Since the beginning of the HIV epidemic, the focus on HIV prevention, treatment and care among people who use drugs has concentrated on the needs of people who inject drugs, and mainly on those who inject opioids. However, data show that there are HIV-related risks associated with the use of non-injecting stimulant drugs, as well as with the unsafe injection of such drugs, including cocaine, amphetamine-type stimulants (ATS) (excluding MDMA), and stimulant new psychoactive substances (NPS). 

The use of stimulant drugs has also been associated with a higher risk of HIV transmission through unsafe sexual behaviours in certain subsets of key populations.
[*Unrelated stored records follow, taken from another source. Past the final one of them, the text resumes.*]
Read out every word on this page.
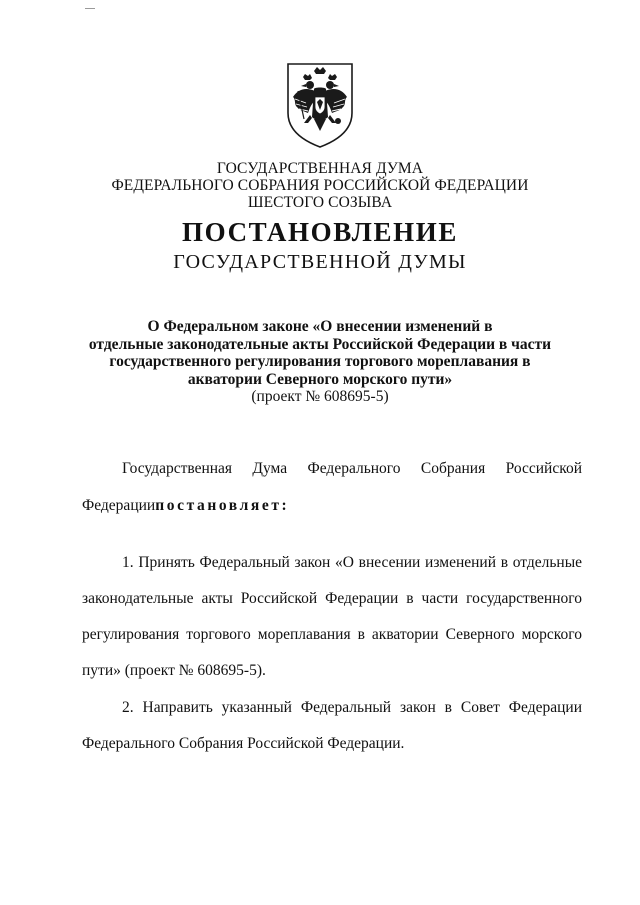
ГОСУДАРСТВЕННАЯ ДУМА
ФЕДЕРАЛЬНОГО СОБРАНИЯ РОССИЙСКОЙ ФЕДЕРАЦИИ
ШЕСТОГО СОЗЫВА
ПОСТАНОВЛЕНИЕ
ГОСУДАРСТВЕННОЙ ДУМЫ
О Федеральном законе «О внесении изменений в
отдельные законодательные акты Российской Федерации в части
государственного регулирования торгового мореплавания в
акватории Северного морского пути»
(проект № 608695-5)
Государственная Дума Федерального Собрания Российской
Федерациипостановляет:
1. Принять Федеральный закон «О внесении изменений в отдельные
законодательные акты Российской Федерации в части государственного
регулирования торгового мореплавания в акватории Северного морского
пути» (проект № 608695-5).
2. Направить указанный Федеральный закон в Совет Федерации
Федерального Собрания Российской Федерации.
The purpose of this publication is to provide guidance on implementing HIV, hepatitis C (HCV) and hepatitis B (HBV) programmes for people who use stimulant drugs and who are at risk of contracting these viruses. It aims to:

  • Increase awareness of the needs and issues faced by the affected groups, including the intersec- tionality among different key populations

  • Provide implementation guidance to help establish and expand access to core HIV and hepatitis prevention, treatment, care and support services.

The guide is intended for use by policymakers, programme managers and service providers, including community-based organizations, at the national, regional or local levels, who undertake to address HIV prevention, treatment and care. It also provides useful information for development and funding agencies and for academia.